Vivo nestes dias um torpor
sem igual, como se a Arca de Noé tivesse encalhado num qualquer mundo sumido da
Humanidade. Vivo tempos sombrios, quase surreais, numa sucessão de fatos
inéditos, desde os idos de fevereiro de 2020. Países com fronteiras fechadas,
economias praticamente paralisadas, um leve caos social como nunca se viu em
tempos recentes, provavelmente nem mesmo em tempo de guerra, um cenário que
raia o histerismo e que ainda nem sequer atingiu o seu pico mais fatídico. O
que será dessas pessoas em Abril e Maio quando se exaurirem os seus recursos
econômicos, o que será da sociedade?...
Adiada a Eurocopa, vários
torneios desportivos, até mesmo as Olimpíadas, paralisada a produção de muitas
empresas, como ficará o nosso futuro? O que nos espera lá mais à frente?...
Sobreviverei eu a tamanha agrura, nesta ansiedade crescente pela luta básica de
comprar e estocar alimentos, pagar serviços básicos e indispensáveis?...
Sinto-me confuso e atordoado,
mal refeito do ambiente soturno em que vivemos. Um planeta virtualmente parado,
de quarentena, confinado em casa e aguardando o lento evoluir de uma pandemia
cujos efeitos econômicos e sociais poucas vezes foram tão acentuados na
História como agora, a par da Peste Negra, da Peste Bubônica ou da Gripe
Espanhola, todas elas na Europa. Mas esta é uma pandemia universal, uma guerra
mundial insidiosa que se alastra em todos nós. Uma crise agoniante de quase
pavor, ante o descalabro financeiro imposto às empresas e corporações, na
iminência de um colapso mundial, enquanto governos lutam e se e esforçam para
trazer alguma segurança psicológica e emocional às sociedades. Enquanto isso,
bancos lucram, avarentos e semíticos, com a desgraça alheia, oportunistas
lançam mão de esquemas para ludibriar os incautos; famílias permeiam as suas
angústias com as suas carências. Temem-se saques, pilhagens e roubos com o
agravamento da situação, com a indefinição das atitudes.

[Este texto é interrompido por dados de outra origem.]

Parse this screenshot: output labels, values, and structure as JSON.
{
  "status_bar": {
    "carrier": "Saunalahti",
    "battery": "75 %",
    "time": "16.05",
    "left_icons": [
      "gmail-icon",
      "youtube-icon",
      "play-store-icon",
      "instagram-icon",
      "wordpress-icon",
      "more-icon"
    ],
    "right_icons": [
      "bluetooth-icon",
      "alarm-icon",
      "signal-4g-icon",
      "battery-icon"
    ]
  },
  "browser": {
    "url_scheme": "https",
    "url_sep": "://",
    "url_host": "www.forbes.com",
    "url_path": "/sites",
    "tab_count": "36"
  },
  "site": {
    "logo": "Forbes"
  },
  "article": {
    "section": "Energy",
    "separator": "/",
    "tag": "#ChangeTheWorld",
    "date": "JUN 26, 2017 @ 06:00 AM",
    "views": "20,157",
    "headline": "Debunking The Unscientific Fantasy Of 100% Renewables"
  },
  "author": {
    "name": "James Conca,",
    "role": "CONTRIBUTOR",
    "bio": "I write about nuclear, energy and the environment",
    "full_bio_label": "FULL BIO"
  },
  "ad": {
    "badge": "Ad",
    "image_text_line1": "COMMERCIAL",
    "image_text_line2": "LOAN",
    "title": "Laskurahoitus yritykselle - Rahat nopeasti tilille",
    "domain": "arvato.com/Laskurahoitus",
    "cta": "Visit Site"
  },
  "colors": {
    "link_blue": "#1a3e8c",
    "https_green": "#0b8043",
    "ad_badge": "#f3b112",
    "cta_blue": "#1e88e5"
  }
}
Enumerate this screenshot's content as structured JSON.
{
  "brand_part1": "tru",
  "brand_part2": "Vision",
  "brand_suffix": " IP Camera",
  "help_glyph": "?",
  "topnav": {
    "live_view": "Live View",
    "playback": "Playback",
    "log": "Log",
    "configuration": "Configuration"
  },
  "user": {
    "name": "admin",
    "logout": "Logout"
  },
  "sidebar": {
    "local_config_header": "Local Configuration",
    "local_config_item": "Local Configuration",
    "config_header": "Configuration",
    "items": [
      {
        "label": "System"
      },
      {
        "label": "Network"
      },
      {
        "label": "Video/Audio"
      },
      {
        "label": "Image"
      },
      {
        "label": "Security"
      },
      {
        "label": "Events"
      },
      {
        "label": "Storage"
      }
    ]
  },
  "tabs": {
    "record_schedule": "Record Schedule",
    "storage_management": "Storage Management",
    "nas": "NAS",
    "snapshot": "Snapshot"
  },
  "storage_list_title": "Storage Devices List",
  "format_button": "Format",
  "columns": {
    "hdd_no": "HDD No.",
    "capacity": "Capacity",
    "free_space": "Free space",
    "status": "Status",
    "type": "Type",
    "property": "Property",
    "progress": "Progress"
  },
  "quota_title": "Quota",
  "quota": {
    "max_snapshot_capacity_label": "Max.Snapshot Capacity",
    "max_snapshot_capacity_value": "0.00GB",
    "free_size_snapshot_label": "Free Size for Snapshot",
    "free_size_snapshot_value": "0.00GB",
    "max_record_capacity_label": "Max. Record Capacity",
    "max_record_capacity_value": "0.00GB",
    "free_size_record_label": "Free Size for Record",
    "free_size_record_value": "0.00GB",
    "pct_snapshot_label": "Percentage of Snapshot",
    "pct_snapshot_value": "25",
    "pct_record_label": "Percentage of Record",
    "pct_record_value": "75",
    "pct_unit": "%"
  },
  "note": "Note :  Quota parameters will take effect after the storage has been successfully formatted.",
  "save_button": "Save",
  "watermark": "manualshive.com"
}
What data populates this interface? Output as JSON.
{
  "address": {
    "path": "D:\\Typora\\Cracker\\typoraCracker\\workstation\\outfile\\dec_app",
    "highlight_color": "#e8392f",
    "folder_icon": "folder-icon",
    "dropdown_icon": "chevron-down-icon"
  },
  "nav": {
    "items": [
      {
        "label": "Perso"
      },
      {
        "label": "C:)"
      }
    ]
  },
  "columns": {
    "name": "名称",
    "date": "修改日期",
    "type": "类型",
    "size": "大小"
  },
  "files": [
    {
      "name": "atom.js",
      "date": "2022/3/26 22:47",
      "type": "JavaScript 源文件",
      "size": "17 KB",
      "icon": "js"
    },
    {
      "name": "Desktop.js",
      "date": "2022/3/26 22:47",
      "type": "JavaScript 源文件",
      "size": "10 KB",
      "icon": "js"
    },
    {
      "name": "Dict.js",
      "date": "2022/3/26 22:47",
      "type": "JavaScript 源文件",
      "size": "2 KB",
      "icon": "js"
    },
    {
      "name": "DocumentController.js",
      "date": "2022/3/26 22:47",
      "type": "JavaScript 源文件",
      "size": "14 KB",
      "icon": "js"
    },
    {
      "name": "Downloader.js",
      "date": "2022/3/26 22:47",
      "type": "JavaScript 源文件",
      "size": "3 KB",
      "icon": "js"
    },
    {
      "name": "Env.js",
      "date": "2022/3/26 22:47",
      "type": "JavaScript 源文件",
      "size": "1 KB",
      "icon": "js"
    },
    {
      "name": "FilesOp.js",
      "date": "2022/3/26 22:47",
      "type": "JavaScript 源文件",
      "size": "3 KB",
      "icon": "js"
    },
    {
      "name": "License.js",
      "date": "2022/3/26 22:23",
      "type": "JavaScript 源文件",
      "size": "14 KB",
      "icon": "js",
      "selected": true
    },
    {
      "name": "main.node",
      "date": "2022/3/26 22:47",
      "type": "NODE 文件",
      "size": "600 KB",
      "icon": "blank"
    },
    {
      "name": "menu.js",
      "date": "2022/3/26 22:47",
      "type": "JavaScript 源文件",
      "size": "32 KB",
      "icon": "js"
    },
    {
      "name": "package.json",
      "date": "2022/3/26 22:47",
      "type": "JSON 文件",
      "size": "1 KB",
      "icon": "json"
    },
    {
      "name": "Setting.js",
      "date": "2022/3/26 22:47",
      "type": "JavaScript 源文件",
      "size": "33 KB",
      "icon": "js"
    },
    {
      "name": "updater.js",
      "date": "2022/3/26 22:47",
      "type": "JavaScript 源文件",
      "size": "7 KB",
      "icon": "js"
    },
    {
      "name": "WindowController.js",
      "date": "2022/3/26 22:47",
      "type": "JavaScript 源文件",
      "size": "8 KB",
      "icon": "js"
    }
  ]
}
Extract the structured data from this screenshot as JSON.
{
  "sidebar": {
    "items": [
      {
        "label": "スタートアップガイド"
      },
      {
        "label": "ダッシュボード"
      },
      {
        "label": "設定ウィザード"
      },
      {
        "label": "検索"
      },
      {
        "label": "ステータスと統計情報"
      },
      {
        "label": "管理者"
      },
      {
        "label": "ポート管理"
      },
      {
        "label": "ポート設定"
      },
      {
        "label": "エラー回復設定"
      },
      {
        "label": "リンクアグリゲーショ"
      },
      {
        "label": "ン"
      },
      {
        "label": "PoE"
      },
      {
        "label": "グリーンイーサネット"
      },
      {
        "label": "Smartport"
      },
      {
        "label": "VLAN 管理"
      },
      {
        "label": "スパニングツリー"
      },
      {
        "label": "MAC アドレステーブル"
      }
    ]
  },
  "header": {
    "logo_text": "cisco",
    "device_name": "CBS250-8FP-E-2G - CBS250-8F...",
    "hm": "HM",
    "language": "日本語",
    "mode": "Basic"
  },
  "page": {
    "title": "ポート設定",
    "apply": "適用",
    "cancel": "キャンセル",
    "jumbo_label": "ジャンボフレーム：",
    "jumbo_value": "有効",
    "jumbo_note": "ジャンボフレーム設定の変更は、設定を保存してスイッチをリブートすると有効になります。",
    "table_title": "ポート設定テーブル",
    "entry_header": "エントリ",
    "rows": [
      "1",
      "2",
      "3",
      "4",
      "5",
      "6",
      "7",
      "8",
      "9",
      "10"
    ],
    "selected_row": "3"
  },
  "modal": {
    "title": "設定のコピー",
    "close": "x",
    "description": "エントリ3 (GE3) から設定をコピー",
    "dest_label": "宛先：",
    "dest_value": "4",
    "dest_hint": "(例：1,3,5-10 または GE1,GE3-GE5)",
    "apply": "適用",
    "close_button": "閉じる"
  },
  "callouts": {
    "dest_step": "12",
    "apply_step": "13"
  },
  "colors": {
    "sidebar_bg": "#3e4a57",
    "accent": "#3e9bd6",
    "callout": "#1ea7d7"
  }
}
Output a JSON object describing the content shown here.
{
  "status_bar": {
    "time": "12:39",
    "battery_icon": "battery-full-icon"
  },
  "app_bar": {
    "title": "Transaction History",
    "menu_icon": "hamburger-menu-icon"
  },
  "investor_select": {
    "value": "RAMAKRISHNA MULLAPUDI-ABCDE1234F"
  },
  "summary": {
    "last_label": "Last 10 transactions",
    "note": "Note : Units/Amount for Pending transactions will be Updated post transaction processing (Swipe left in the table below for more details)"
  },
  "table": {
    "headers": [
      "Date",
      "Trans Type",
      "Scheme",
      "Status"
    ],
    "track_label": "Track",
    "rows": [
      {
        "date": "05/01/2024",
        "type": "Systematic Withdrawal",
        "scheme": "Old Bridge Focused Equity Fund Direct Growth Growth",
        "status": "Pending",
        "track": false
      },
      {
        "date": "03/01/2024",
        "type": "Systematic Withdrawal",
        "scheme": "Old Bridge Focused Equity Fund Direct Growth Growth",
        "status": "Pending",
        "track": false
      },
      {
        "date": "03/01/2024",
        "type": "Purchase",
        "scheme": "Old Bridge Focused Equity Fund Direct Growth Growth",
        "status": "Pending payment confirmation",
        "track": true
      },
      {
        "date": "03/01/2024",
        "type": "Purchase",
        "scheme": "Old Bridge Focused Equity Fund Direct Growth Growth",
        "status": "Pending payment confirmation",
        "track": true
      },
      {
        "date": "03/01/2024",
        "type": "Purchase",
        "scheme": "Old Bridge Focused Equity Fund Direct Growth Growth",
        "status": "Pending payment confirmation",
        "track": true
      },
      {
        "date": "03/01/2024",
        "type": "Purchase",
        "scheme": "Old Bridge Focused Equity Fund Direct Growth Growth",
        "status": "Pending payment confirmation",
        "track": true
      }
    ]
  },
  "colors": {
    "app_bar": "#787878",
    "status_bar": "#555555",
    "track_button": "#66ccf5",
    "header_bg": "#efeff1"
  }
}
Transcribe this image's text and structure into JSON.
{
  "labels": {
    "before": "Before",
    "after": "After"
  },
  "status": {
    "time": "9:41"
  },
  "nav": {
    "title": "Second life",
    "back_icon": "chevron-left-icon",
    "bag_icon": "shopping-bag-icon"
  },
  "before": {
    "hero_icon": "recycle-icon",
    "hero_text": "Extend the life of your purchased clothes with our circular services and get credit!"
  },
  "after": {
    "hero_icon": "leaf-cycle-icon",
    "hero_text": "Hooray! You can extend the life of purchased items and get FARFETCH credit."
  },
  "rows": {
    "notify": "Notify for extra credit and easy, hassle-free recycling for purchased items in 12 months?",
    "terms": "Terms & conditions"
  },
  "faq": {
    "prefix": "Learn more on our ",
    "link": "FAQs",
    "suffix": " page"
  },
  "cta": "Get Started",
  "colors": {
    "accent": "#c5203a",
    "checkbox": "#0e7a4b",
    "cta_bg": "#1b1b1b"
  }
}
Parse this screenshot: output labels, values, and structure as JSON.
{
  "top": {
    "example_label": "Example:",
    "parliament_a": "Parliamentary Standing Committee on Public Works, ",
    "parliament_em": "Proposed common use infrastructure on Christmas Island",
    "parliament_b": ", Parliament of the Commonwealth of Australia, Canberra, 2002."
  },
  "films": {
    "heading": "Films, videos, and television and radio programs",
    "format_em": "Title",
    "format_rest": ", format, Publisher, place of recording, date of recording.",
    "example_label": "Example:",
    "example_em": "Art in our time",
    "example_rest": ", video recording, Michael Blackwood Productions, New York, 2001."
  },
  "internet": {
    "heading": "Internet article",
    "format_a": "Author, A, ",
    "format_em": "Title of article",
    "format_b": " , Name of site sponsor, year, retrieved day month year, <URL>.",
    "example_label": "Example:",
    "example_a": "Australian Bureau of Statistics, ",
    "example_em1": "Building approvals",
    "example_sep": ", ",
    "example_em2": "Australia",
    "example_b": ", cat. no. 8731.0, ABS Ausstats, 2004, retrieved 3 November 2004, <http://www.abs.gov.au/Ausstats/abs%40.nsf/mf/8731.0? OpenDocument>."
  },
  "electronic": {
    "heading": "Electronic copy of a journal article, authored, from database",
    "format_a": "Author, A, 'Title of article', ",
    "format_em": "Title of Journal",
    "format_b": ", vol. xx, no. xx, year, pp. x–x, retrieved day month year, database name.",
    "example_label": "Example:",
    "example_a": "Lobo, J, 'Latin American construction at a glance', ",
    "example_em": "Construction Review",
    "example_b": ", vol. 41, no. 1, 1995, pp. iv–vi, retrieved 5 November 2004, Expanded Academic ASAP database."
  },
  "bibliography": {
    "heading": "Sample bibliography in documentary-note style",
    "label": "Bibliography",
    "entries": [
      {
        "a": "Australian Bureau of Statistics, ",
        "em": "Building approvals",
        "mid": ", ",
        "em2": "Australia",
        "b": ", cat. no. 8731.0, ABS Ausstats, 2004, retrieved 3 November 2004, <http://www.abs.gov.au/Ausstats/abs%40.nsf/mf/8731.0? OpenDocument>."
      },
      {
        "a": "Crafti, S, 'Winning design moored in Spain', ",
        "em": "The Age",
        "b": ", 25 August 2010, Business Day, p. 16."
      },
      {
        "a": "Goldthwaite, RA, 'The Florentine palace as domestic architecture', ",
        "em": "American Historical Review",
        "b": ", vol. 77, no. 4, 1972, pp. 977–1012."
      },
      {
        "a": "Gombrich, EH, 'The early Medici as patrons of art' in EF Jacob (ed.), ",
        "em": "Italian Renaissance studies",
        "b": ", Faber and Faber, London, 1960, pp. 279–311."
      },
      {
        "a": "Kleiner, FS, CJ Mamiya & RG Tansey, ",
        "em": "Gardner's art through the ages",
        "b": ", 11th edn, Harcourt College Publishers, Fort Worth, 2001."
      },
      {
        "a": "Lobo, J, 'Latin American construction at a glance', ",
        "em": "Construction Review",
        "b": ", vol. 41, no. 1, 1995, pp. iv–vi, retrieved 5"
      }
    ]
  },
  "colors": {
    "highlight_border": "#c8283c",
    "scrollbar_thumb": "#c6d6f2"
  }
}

É amargo o sabor da
vida recolhida em quarentena, é a amargura sofrida do canário enclausurado na
gaiola ou do leão solitário num qualquer zoológico suburbano, longe das savanas
onde o vento selvagem sopra intrépido.
Mas o céu ainda é azul quando
se recorta no perfil da cidade com edifícios comerciais vazios, abandonados na
quarentena; o sol ainda brilha forte em ruas desertas, praças desertas, cidades
desertas. O vento ainda sopra afoito com o seu magnânimo fluir das emoções em
praias abandonadas à sorte dos elementos naturais. A própria Natureza se
encarregou de ocupar e preencher os espaços que a mão humana momentaneamente abandonou.
Só o silêncio ecoa, impávido e sereno, sobre as extensas superfícies de países
e territórios reclusos de um vírus, de um medo, de um pânico. No campo, ainda
se ouvem as máquinas agrícolas laborando incessantemente para obter a produção
agrícola que vai alimentar uma Humanidade presa em casa e que apenas pode assistir,
impotente, ao lento desenrolar dos dias e das semanas, enquanto se joga
pesarosamente no sofá ou se articula freneticamente em frente ao computador e
nos celulares, nas redes sociais.
O ano de 2020 mal começou
mas já assistimos a uma quase guerra entre o Irã e os EUA e ao ambiente
belicoso do conflito comercial entre os EUA e a China, com a troca de acusações
mútuas sobre a responsabilidade de um e de outro na propagação do corona vírus.
Assistimos agora a um planeta anestesiado por este torpor generalizado, por
esta estupefacção social, por esta ansiedade latente sobre o que fazer e como
fazer. Contam-se os mortos, sobram os vivos, desenham-se cenários e
perspectivas; para o futuro, para a História, ficará o episódio soturno de uma
Humanidade perdida que aos poucos se vai achando no caos social e sociológico.
Quando a noite cai, vão-se acendendo as luzes de novos conhecimentos, de
esperança em novas vacinas, e a Humanidade se reergue. Quando a noite cai,
acendem-se as luzes na cidade, ilustrando uma vida oculta e anônima, atrás das
janelas e das fachadas dos edifícios. Mas, por ora, só a Lua consegue iluminar
placidamente as ruas desertas, praças desertas, cidades desertas. Por ora, o
tempo ainda é vazio e a História incerta.